武の田の神 昭和57年3月24日指定 鹿児島市有形民俗文化財
「南九州(旧薩摩藩地域)独特の石像である田の神は、古くから『タノカンサア』と呼ばれおもに江戸時代中頃に稲の豊作を願ってたてられました。
この田の神は自然石に像を浮き彫りにしたもので、頭にはコシキをかぶり、右手にはめしげ(杓子)、左手に椀を持ち、野袴をつけた姿は踊っているようです。とくに自然石をうまく生かしたところにこの田の神の特徴があります。製作年代は右隣の石碑に『安永七歳、奉庚申供養、武村三才中』とあるので、およそ230年前の1778年に庚申供養のため旧武村の三才(おせ:壮年)によってたてられたことが分かります。昭和29年武幼稚園が開園した時、付近の田んぼに立っていたこの田の神を現在地に移しかえたものです。
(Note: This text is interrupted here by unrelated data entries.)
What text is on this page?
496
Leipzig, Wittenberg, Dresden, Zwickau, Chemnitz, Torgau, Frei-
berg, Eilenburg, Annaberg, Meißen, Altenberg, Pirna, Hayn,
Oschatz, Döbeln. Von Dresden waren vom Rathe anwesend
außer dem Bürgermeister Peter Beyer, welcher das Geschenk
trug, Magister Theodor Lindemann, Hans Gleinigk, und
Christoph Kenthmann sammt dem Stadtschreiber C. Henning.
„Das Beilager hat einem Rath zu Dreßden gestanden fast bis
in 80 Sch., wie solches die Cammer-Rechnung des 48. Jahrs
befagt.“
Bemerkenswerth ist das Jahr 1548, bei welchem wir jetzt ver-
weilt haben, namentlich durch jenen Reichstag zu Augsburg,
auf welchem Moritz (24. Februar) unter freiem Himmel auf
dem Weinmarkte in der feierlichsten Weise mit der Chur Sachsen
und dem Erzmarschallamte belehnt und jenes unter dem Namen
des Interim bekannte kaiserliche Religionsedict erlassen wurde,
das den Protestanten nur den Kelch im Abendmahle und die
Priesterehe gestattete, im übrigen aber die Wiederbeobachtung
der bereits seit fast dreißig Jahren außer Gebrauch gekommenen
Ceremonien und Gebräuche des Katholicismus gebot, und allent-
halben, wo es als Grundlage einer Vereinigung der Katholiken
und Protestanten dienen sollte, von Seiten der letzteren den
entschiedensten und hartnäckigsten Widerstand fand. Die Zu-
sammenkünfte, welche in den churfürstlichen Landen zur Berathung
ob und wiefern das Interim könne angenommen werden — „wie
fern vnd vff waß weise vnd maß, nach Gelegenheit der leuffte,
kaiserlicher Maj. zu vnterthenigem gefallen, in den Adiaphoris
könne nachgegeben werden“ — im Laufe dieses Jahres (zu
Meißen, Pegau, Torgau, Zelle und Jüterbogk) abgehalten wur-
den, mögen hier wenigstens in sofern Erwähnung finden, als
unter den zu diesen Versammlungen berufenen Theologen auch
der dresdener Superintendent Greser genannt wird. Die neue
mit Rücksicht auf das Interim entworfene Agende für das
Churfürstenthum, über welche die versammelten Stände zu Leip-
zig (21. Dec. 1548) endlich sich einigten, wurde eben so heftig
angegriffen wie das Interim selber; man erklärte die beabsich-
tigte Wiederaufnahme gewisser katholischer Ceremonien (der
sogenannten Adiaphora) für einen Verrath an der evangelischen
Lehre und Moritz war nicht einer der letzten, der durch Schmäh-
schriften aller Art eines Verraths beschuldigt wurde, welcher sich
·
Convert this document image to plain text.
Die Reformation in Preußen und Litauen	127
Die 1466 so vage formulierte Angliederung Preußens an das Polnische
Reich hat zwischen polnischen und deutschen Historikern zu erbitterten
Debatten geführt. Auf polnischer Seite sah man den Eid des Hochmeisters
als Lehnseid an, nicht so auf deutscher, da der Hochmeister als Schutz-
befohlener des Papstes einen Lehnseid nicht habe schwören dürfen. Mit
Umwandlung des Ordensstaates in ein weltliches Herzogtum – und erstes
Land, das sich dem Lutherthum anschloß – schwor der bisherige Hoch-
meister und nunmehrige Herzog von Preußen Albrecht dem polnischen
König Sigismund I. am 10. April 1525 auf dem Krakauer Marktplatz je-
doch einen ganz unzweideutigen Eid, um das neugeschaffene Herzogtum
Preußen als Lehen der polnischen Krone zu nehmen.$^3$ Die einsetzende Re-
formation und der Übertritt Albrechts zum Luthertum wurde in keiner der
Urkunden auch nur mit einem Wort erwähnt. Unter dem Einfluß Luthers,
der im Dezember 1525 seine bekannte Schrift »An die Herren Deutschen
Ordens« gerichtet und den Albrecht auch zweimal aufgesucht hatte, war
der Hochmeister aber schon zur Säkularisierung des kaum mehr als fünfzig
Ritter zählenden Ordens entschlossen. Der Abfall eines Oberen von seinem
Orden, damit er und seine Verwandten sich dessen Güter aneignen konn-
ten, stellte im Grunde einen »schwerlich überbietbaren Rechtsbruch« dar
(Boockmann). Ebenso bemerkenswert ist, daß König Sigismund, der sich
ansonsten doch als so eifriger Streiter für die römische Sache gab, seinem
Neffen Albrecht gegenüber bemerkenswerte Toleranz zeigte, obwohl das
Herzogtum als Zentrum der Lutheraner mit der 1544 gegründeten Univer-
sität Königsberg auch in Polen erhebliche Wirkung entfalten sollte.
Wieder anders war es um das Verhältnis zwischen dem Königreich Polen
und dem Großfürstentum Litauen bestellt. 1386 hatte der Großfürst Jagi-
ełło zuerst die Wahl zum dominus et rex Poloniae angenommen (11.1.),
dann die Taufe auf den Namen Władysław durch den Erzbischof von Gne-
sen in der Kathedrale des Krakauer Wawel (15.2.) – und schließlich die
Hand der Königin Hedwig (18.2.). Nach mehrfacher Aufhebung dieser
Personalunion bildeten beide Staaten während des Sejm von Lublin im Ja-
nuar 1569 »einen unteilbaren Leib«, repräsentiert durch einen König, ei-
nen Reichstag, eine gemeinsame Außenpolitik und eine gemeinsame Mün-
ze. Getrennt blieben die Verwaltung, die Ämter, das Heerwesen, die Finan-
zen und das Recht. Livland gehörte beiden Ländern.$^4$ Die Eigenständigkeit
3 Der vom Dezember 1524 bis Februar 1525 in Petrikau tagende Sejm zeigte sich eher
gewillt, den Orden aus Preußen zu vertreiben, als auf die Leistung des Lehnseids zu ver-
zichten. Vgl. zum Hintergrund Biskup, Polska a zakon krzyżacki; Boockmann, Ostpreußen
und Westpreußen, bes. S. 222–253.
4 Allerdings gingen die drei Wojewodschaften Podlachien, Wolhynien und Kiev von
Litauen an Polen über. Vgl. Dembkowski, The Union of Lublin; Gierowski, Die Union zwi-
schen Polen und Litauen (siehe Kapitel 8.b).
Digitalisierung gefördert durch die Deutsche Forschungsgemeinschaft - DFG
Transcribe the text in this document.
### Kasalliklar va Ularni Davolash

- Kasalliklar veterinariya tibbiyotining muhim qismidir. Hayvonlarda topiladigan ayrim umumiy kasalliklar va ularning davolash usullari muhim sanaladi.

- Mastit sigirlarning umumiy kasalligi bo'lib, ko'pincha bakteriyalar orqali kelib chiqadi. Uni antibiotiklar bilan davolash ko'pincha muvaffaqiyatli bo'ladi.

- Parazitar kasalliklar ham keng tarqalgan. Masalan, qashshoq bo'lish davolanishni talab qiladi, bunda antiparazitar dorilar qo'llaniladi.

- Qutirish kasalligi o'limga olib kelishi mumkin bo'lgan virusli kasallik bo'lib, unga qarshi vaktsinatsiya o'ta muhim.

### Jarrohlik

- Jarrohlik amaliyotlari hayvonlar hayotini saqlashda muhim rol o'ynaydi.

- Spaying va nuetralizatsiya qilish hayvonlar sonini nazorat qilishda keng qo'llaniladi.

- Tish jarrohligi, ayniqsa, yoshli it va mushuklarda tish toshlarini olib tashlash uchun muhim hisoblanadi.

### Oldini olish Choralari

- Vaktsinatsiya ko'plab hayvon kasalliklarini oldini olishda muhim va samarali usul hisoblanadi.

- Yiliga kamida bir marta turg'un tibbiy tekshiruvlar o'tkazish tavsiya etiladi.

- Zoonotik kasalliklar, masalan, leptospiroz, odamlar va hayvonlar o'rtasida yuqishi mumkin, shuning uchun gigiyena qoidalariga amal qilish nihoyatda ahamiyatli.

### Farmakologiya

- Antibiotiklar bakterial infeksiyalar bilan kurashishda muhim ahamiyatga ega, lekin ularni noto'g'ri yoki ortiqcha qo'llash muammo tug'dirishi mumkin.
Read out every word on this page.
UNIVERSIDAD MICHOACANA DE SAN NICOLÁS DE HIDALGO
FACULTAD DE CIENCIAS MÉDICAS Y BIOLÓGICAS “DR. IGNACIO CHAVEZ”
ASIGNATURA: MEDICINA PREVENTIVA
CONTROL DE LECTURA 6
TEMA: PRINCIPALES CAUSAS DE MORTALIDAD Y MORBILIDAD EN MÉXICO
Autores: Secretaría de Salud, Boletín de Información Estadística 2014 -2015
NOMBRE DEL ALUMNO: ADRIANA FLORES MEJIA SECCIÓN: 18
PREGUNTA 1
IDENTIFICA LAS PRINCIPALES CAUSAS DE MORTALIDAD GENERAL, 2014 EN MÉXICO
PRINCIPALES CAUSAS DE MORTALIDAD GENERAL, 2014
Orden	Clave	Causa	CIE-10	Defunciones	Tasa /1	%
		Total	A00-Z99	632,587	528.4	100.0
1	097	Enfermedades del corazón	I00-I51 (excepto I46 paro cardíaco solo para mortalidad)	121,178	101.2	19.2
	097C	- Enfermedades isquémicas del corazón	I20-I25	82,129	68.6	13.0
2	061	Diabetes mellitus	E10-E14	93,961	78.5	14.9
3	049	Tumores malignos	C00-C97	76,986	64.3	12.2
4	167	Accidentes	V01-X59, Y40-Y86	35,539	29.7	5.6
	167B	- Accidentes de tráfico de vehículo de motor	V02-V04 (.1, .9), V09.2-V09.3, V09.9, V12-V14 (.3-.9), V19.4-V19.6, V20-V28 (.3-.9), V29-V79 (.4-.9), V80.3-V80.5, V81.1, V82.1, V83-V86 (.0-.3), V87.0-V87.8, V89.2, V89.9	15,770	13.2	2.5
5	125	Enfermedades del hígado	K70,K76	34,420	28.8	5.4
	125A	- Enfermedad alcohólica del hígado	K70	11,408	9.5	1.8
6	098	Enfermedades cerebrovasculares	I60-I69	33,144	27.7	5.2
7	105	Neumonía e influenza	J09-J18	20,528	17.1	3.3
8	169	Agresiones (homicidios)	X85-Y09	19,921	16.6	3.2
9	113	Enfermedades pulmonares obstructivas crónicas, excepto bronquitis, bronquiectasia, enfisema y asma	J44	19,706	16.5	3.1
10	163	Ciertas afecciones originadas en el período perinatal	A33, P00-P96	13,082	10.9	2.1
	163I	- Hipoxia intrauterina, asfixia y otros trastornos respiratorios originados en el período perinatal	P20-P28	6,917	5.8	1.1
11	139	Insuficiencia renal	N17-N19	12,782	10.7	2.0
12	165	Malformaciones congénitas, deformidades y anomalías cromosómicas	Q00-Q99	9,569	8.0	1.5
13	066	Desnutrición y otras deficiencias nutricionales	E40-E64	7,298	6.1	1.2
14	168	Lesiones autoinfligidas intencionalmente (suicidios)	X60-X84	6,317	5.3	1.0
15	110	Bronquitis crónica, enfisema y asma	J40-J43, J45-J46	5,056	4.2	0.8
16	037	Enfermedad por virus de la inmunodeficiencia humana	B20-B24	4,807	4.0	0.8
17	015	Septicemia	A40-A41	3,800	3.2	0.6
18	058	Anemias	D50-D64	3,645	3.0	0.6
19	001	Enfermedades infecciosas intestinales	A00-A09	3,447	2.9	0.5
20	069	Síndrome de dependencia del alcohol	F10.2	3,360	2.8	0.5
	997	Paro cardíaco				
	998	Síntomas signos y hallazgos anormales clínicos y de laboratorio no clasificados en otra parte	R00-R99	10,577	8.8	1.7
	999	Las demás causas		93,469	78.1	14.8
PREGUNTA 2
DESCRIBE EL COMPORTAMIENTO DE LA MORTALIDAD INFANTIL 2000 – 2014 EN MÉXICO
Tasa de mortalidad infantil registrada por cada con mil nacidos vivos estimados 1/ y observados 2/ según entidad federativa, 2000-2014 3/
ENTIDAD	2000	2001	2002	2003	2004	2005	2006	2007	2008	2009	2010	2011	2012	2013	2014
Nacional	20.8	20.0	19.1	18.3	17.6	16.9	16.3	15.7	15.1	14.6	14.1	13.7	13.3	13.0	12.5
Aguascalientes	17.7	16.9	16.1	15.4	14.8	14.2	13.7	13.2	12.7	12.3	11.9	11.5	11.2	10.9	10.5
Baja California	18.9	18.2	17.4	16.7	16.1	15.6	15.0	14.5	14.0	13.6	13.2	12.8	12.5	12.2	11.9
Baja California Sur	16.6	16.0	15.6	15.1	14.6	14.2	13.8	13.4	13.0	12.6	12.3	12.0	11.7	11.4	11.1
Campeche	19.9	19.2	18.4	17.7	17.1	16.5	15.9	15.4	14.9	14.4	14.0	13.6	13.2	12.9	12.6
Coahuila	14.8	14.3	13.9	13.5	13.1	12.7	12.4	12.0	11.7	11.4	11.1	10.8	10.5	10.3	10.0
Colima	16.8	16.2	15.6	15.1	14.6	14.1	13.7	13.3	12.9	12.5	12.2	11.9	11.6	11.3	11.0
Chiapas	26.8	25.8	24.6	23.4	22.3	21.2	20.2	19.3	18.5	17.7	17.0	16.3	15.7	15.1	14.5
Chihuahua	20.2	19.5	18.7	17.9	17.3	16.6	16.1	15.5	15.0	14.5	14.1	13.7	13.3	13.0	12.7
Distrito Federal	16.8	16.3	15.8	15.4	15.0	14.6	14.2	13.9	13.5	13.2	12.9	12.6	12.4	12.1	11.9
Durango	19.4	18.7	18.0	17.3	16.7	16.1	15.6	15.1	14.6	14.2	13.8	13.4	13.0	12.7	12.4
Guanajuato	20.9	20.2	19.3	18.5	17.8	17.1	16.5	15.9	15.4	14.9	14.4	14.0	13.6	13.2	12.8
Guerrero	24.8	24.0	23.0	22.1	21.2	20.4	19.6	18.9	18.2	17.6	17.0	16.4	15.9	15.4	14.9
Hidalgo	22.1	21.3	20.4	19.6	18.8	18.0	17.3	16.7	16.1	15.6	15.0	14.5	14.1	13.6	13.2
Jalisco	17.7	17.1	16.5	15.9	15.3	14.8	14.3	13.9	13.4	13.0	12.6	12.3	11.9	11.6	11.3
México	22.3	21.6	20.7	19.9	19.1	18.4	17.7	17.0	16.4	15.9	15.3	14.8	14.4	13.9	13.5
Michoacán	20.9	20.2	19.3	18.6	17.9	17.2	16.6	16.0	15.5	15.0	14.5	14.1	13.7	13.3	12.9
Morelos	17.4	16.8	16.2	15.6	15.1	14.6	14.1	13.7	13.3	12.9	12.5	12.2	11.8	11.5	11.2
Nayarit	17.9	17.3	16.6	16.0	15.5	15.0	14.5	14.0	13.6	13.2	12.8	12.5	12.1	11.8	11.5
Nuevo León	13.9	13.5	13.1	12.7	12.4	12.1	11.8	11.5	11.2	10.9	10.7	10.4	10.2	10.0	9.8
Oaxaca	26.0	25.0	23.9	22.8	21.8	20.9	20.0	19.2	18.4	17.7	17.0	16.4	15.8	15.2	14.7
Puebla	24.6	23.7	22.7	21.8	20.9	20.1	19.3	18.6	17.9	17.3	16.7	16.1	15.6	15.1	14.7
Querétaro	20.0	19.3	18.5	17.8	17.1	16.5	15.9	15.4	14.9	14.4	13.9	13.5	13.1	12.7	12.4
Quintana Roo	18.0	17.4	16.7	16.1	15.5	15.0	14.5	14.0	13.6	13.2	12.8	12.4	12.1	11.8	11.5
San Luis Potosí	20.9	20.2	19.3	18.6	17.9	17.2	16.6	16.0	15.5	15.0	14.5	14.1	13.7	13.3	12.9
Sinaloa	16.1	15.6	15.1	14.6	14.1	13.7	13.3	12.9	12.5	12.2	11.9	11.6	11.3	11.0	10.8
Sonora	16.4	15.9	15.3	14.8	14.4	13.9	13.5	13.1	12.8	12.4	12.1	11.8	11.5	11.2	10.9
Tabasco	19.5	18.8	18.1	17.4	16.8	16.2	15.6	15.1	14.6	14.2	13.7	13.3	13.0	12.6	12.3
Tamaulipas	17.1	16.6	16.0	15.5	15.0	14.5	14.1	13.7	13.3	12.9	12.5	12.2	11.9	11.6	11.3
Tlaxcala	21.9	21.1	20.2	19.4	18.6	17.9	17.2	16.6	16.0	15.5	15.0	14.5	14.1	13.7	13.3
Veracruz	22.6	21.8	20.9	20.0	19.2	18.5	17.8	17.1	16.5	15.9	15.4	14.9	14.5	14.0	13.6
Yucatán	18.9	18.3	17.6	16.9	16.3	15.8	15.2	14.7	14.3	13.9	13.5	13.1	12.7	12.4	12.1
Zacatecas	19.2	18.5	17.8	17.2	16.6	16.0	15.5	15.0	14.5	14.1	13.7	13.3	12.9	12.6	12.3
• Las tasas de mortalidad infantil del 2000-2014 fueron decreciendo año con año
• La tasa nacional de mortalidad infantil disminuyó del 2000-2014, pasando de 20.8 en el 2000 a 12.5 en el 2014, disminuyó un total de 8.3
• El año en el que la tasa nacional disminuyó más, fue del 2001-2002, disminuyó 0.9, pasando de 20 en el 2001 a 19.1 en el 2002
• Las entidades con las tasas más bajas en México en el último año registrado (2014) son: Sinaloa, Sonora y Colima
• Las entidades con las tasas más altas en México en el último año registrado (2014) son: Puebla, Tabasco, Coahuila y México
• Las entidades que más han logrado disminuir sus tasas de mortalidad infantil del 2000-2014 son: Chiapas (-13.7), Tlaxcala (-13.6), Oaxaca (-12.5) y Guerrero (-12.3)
※庚申信仰とは 昔は干支の庚申(かのえさる)にあたる日に寝ると、人間の腹の中にいる三匹の虫がぬけ出し天にのぼり、その人の罪を天帝に告げるという言い伝えがあって、その夜は眠らないで過す(庚申待)風習があった。また、そのための庚申供養塔もたてられたが、江戸時代にはいると庚申信仰と結びついた田の神像も多くたてられるようになった。」